🤖 AI Summary
To address the challenge of verifying the correctness of code generated by large language models (LLMs), this paper proposes an end-to-end neural theorem proving framework. First, generated code is translated into natural-language specifications; second, a two-stage fine-tuned LLM—combining supervised fine-tuning (SFT) and PPO-based reinforcement learning—generates formal proofs in Isabelle/HOL; third, a heuristic module performs structured verification. The work introduces a novel three-stage pipeline: “natural language → formal proof → structured verification.” It also releases FVEL_ER, the first benchmark dataset tailored for access-control policy code verification. Experiments demonstrate significant improvements in proof success rate on miniF2F-test and achieve, for the first time, fully automated formal verification of AWS S3 policy code. All training data and source code are publicly released.
📝 Abstract
Formally verifying properties of software code has been a highly desirable task, especially with the emergence of LLM-generated code. In the same vein, they provide an interesting avenue for the exploration of formal verification and mechanistic interpretability. Since the introduction of code-specific models, despite their successes in generating code in Lean4 and Isabelle, the task of generalized theorem proving still remains far from being fully solved and will be a benchmark for reasoning capability in LLMs. In this work, we introduce a framework that generates whole proofs in a formal language to be used within systems that utilize the power of built-in tactics and off-the-shelf automated theorem provers. Our framework includes 3 components: generating natural language statements of the code to be verified, an LLM that generates formal proofs for the given statement, and a module employing heuristics for building the final proof.

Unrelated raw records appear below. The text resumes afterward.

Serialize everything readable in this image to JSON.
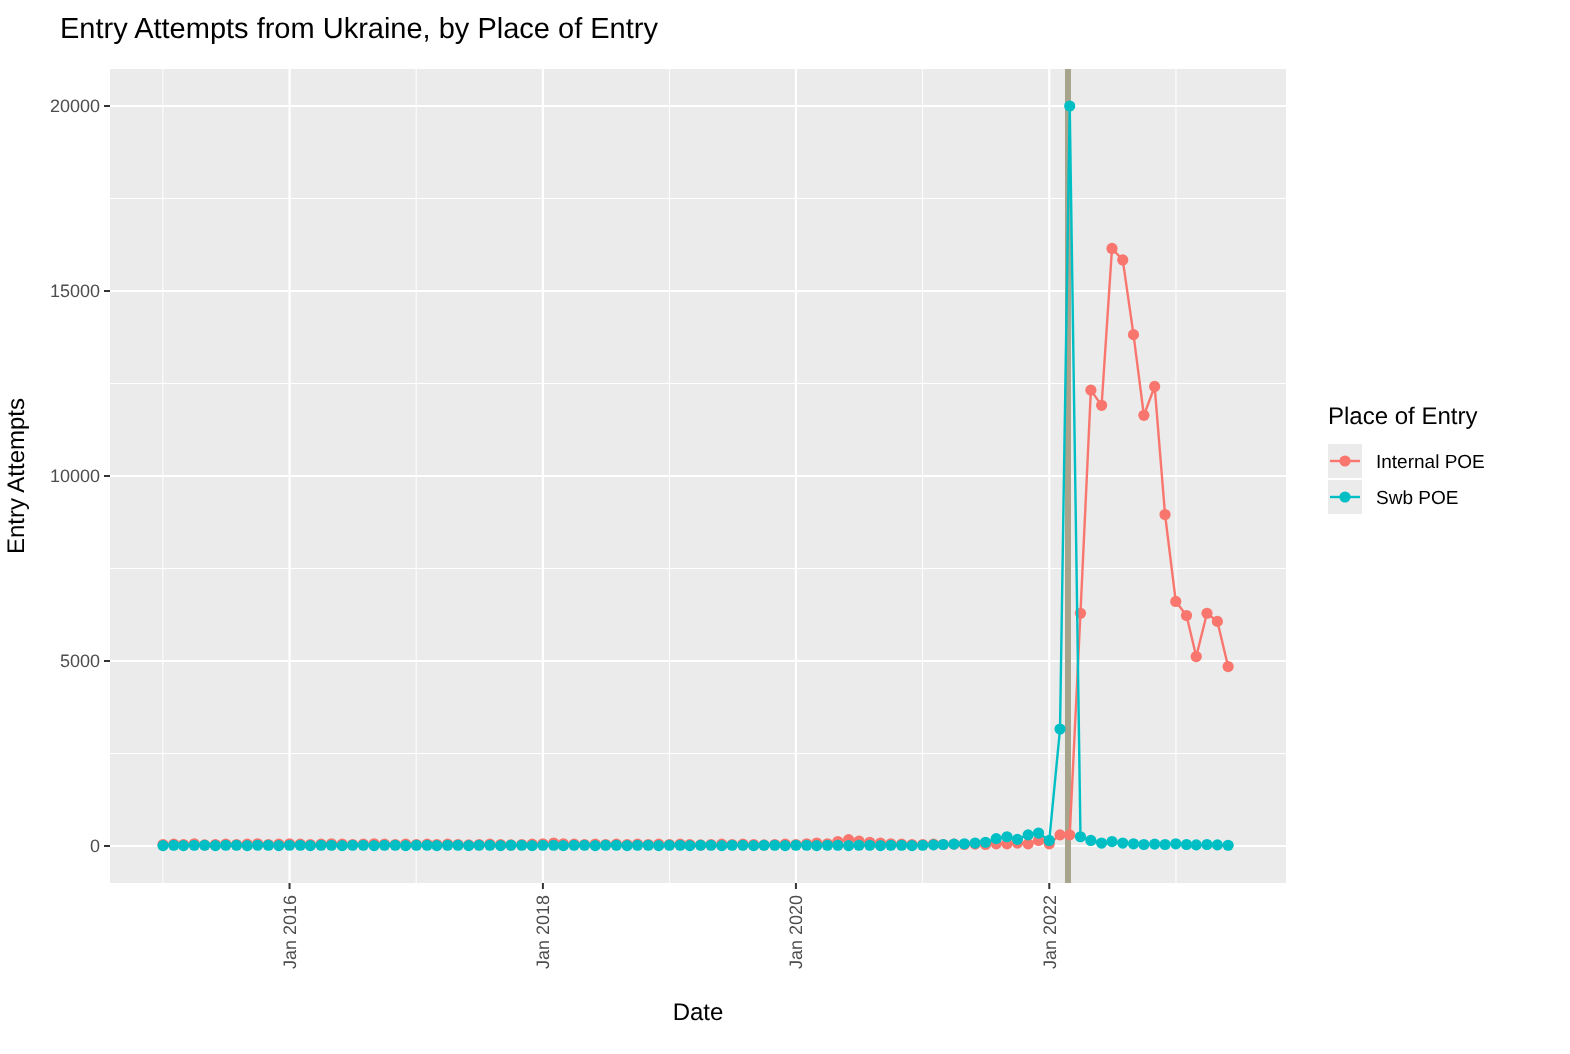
{
  "chart_data": {
    "type": "line",
    "title": "Entry Attempts from Ukraine, by Place of Entry",
    "xlabel": "Date",
    "ylabel": "Entry Attempts",
    "legend_title": "Place of Entry",
    "x": [
      "2015-01",
      "2015-02",
      "2015-03",
      "2015-04",
      "2015-05",
      "2015-06",
      "2015-07",
      "2015-08",
      "2015-09",
      "2015-10",
      "2015-11",
      "2015-12",
      "2016-01",
      "2016-02",
      "2016-03",
      "2016-04",
      "2016-05",
      "2016-06",
      "2016-07",
      "2016-08",
      "2016-09",
      "2016-10",
      "2016-11",
      "2016-12",
      "2017-01",
      "2017-02",
      "2017-03",
      "2017-04",
      "2017-05",
      "2017-06",
      "2017-07",
      "2017-08",
      "2017-09",
      "2017-10",
      "2017-11",
      "2017-12",
      "2018-01",
      "2018-02",
      "2018-03",
      "2018-04",
      "2018-05",
      "2018-06",
      "2018-07",
      "2018-08",
      "2018-09",
      "2018-10",
      "2018-11",
      "2018-12",
      "2019-01",
      "2019-02",
      "2019-03",
      "2019-04",
      "2019-05",
      "2019-06",
      "2019-07",
      "2019-08",
      "2019-09",
      "2019-10",
      "2019-11",
      "2019-12",
      "2020-01",
      "2020-02",
      "2020-03",
      "2020-04",
      "2020-05",
      "2020-06",
      "2020-07",
      "2020-08",
      "2020-09",
      "2020-10",
      "2020-11",
      "2020-12",
      "2021-01",
      "2021-02",
      "2021-03",
      "2021-04",
      "2021-05",
      "2021-06",
      "2021-07",
      "2021-08",
      "2021-09",
      "2021-10",
      "2021-11",
      "2021-12",
      "2022-01",
      "2022-02",
      "2022-03",
      "2022-04",
      "2022-05",
      "2022-06",
      "2022-07",
      "2022-08",
      "2022-09",
      "2022-10",
      "2022-11",
      "2022-12",
      "2023-01",
      "2023-02",
      "2023-03",
      "2023-04",
      "2023-05",
      "2023-06"
    ],
    "series": [
      {
        "name": "Internal POE",
        "color": "#f8766d",
        "values": [
          40,
          50,
          40,
          60,
          30,
          40,
          50,
          40,
          50,
          60,
          40,
          50,
          60,
          50,
          40,
          50,
          60,
          50,
          40,
          50,
          60,
          50,
          40,
          50,
          40,
          50,
          40,
          50,
          40,
          30,
          40,
          50,
          40,
          30,
          40,
          50,
          60,
          80,
          60,
          50,
          40,
          50,
          40,
          50,
          40,
          50,
          40,
          50,
          40,
          50,
          40,
          30,
          40,
          50,
          40,
          50,
          40,
          30,
          40,
          50,
          40,
          60,
          80,
          60,
          120,
          170,
          130,
          100,
          80,
          60,
          50,
          40,
          40,
          50,
          40,
          50,
          40,
          50,
          40,
          60,
          60,
          80,
          60,
          150,
          60,
          300,
          300,
          6290,
          12320,
          11910,
          16150,
          15840,
          13820,
          11640,
          12420,
          8960,
          6610,
          6230,
          5120,
          6290,
          6070,
          4850
        ]
      },
      {
        "name": "Swb POE",
        "color": "#00bfc4",
        "values": [
          10,
          20,
          10,
          20,
          20,
          10,
          20,
          20,
          10,
          20,
          20,
          10,
          20,
          20,
          10,
          20,
          20,
          10,
          20,
          20,
          10,
          20,
          20,
          10,
          20,
          20,
          10,
          20,
          20,
          10,
          20,
          20,
          10,
          20,
          20,
          10,
          20,
          20,
          10,
          20,
          20,
          10,
          20,
          20,
          10,
          20,
          20,
          10,
          20,
          20,
          10,
          20,
          20,
          10,
          20,
          20,
          10,
          20,
          20,
          10,
          20,
          20,
          10,
          20,
          20,
          10,
          20,
          20,
          10,
          20,
          20,
          10,
          20,
          30,
          40,
          50,
          60,
          80,
          100,
          200,
          250,
          180,
          300,
          350,
          150,
          3160,
          20000,
          250,
          150,
          80,
          120,
          80,
          60,
          40,
          50,
          40,
          60,
          40,
          30,
          40,
          30,
          20
        ]
      }
    ],
    "xlim": [
      "2014-08-01",
      "2023-11-15"
    ],
    "xticks": [
      {
        "value": "2016-01",
        "label": "Jan 2016"
      },
      {
        "value": "2018-01",
        "label": "Jan 2018"
      },
      {
        "value": "2020-01",
        "label": "Jan 2020"
      },
      {
        "value": "2022-01",
        "label": "Jan 2022"
      }
    ],
    "ylim": [
      -1000,
      21000
    ],
    "yticks": [
      0,
      5000,
      10000,
      15000,
      20000
    ],
    "ref_lines": [
      {
        "axis": "x",
        "value": "2022-02-24",
        "color": "#a8a48c"
      }
    ],
    "grid": true,
    "legend": "right",
    "marker": "circle",
    "line_style": "solid"
  }
}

To train the LLM, we employ a 2-stage fine-tuning process, where we first use SFT-based training to enable the model to generate syntactically correct Isabelle code and then RL-based training that encourages the model to generate proofs verified by a theorem prover. We validate our framework using the miniF2F-test benchmark and the Isabelle proof assistant and design a use case to verify the correctness of the AWS S3 bucket access policy code. We also curate a dataset based on the FVEL extsubscript{ extnormal{ER}} dataset for future training tasks.